Many of Tompkins' classmates and professors have reacted this way. Often it was older women who would say tell her, "Oh, I wish I got complimented by men. You should feel lucky."
It should be noted that some women do indeed feel this way, and that's absolutely their prerogative. But as Debjani Roy, deputy director of Hollaback, a nonprofit organization and movement to end street harassment, told Al Jazeera America, "From a very young age we are conditioned to believe that this is validation for who we are and how we should feel about ourselves." In other words, it's difficult not to internalize something that's been drummed into your head since you can talk.
In the end, it's not about women — it's about men. Catcalling is inherently performative in nature: it ends up being more about the person carrying it out than his target, something Tompkins tries to stress with "Hey Baby."
"It's about enforcing your masculinity," she said. "Public space is historically male, and private space is historically female. [It's] a reaction to a woman broaching public space. It's showing other men, 'I can do this, I'm masculine.'"
There are problems, of course, with Tompkins' approach. Focusing on the men is a balancing act. On one hand, it's important to publicize their aggression; on the other, it's dangerous to give street harassers too much attention.

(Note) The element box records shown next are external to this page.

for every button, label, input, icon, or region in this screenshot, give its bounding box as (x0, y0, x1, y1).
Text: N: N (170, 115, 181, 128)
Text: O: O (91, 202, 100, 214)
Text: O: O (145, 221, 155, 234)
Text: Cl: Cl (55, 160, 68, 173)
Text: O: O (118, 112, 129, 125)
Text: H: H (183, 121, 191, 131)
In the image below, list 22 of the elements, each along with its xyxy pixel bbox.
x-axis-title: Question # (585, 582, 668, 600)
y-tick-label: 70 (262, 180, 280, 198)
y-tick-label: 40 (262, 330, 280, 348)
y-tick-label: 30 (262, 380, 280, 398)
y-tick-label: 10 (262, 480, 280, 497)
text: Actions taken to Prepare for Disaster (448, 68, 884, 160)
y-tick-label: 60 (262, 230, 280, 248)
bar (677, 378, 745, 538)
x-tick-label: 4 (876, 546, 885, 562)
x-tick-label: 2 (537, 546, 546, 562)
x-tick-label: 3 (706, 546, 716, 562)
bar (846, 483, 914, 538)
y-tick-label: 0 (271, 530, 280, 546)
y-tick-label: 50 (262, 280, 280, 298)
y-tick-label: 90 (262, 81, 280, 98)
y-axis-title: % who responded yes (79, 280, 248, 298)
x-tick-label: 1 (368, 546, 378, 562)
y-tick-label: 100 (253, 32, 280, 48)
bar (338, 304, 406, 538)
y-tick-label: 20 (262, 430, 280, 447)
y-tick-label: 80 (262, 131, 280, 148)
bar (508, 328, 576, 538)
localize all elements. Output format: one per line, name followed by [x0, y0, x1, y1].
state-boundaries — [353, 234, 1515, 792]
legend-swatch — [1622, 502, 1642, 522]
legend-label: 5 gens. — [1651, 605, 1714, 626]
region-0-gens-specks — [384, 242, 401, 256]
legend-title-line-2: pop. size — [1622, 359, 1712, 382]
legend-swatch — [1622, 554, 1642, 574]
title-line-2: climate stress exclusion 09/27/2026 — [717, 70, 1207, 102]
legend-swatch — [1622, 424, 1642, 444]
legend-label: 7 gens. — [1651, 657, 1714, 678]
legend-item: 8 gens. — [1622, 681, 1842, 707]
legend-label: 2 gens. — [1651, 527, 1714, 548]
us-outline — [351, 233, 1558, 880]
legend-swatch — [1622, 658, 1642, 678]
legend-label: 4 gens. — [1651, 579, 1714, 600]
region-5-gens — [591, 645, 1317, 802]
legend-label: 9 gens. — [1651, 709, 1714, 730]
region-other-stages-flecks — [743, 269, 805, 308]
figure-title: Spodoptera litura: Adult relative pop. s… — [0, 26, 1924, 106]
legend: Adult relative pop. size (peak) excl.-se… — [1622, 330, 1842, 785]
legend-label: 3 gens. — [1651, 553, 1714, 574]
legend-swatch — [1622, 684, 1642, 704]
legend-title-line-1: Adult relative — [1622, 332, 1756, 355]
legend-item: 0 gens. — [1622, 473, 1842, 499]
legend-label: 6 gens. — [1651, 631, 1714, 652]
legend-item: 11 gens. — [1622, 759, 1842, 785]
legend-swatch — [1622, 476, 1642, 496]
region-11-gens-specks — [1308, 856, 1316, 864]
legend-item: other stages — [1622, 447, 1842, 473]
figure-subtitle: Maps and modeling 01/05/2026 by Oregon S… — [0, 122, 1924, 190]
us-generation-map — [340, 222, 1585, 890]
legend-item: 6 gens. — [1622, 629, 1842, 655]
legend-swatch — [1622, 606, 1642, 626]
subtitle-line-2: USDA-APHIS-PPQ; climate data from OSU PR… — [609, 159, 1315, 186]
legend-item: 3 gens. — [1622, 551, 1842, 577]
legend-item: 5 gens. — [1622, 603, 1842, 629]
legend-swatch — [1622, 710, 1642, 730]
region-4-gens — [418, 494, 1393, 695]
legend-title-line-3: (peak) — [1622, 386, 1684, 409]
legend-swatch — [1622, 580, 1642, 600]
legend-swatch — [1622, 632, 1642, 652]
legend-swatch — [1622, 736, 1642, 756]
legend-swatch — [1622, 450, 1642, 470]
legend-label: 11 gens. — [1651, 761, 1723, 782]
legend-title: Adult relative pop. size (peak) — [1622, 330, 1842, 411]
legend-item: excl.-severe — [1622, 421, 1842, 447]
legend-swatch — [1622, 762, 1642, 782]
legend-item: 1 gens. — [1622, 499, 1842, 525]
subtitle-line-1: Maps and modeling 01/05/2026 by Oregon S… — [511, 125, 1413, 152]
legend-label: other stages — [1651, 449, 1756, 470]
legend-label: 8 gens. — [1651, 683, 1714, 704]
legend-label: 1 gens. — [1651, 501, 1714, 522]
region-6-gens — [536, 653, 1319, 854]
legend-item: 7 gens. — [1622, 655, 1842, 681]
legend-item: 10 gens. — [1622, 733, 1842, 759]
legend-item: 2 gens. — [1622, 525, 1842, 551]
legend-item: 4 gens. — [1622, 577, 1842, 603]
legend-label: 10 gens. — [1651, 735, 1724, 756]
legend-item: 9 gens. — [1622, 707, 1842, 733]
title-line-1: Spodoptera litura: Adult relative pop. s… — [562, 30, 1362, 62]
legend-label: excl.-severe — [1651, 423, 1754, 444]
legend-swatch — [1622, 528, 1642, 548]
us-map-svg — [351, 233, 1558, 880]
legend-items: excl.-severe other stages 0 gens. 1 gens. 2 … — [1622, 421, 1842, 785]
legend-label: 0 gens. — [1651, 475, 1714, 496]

There's also the racial component: Tompkins herself is white, and all of the men she's photographed are people of color. (This may have been a function of where she was; Bushwick and Bedford-Stuyvesant are predominantly African-American and Hispanic.)
"I definitely got a lot of talks about this," she said. "It turned into race and class issues within the catcalling discussion."
But Tompkins sees it as a valuable part of the conversation, one that encouraged her to think outside herself: "I'm a white woman [with] privilege. I understood that was problematic. It's something that I struggle with, that part of the gentrification process — how the system is."
In the end, though, it's about helping to put an end to the behavior.
"I wanted to do it because I wanted it to stop. I understand that I'm not going to be the person to make it stop. Legitimizing it was my biggest driving force," she said.
It's a worthy pursuit, and one worth continuing. For every woman like Tompkins, there's another too afraid to speak up, and "Hey Baby" provides that voice.